Radio station in Calgary

Former logo

CFXL-FM (103.1 FM, XL 103) is a radio station in Calgary, Alberta. Owned by Stingray Group, it broadcasts a classic hits format. CFXL's studios are located on Centre Street Northeast just north of downtown Calgary, while its transmitter is located on Old Banff Coach Road in western Calgary.

As of Winter 2020, CFXL is the 6th-most-listened-to radio station in the Calgary market according to a PPM data report released by Numeris.

==History==

The station officially began broadcasting on August 30, 2002, at 1:03 pm, with the call sign CIQX-FM and the brand name The Breeze. However, the station was rebranded on December 26, 2005, as California 103, a soft adult contemporary/smooth jazz format.

On March 3, 2008, at 3:00 pm, the station switched to its current classic hits format branded as XL103. The last song played on "California" was "Like a Lover" by Emilie-Claire Barlow while the first song played on "XL" was "Crocodile Rock" by Elton John.

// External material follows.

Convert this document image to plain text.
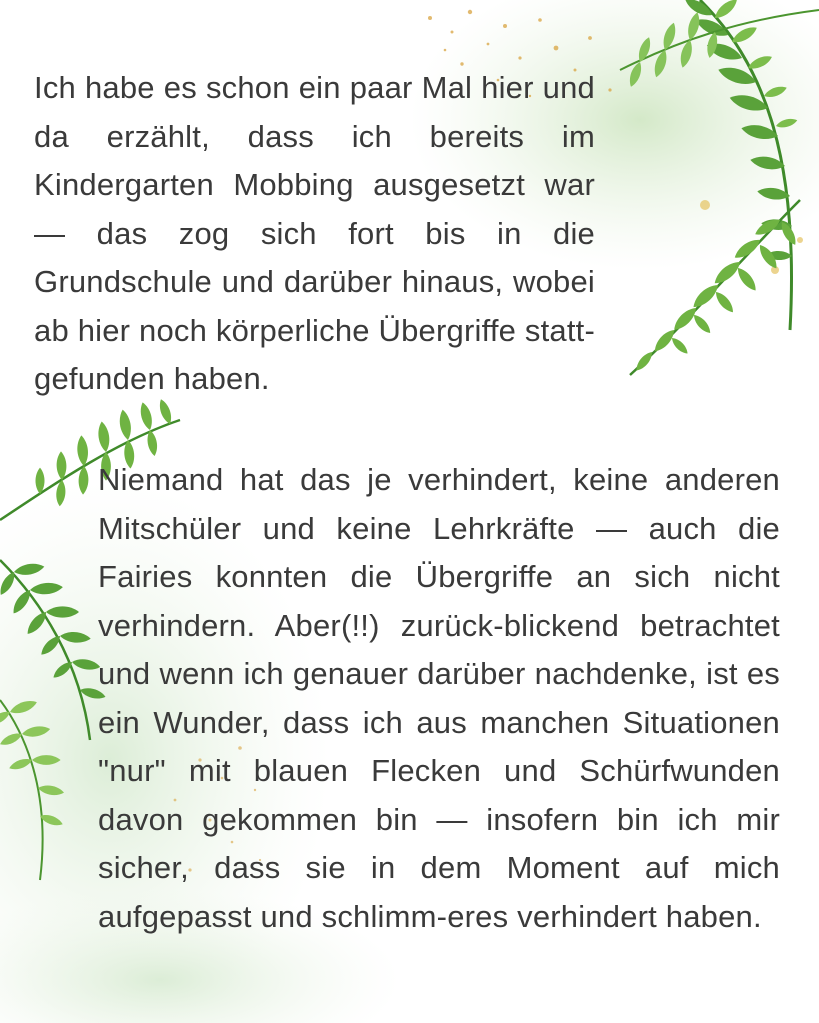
Ich habe es schon ein paar Mal hier und da erzählt, dass ich bereits im Kindergarten Mobbing ausgesetzt war — das zog sich fort bis in die Grundschule und darüber hinaus, wobei ab hier noch körperliche Übergriffe statt-gefunden haben.

Niemand hat das je verhindert, keine anderen Mitschüler und keine Lehrkräfte — auch die Fairies konnten die Übergriffe an sich nicht verhindern. Aber(!!) zurück-blickend betrachtet und wenn ich genauer darüber nachdenke, ist es ein Wunder, dass ich aus manchen Situationen "nur" mit blauen Flecken und Schürfwunden davon gekommen bin — insofern bin ich mir sicher, dass sie in dem Moment auf mich aufgepasst und schlimm-eres verhindert haben.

The station's license was originally awarded to Telemedia; prior to its launch, Telemedia's Alberta stations were sold to Newcap Radio, with Standard Broadcasting as minority shareholder until 2007. The station adopted its current call sign on June 5, 2008, shortly after the former CFXL-FM in High River changed its own call sign to CKUV-FM.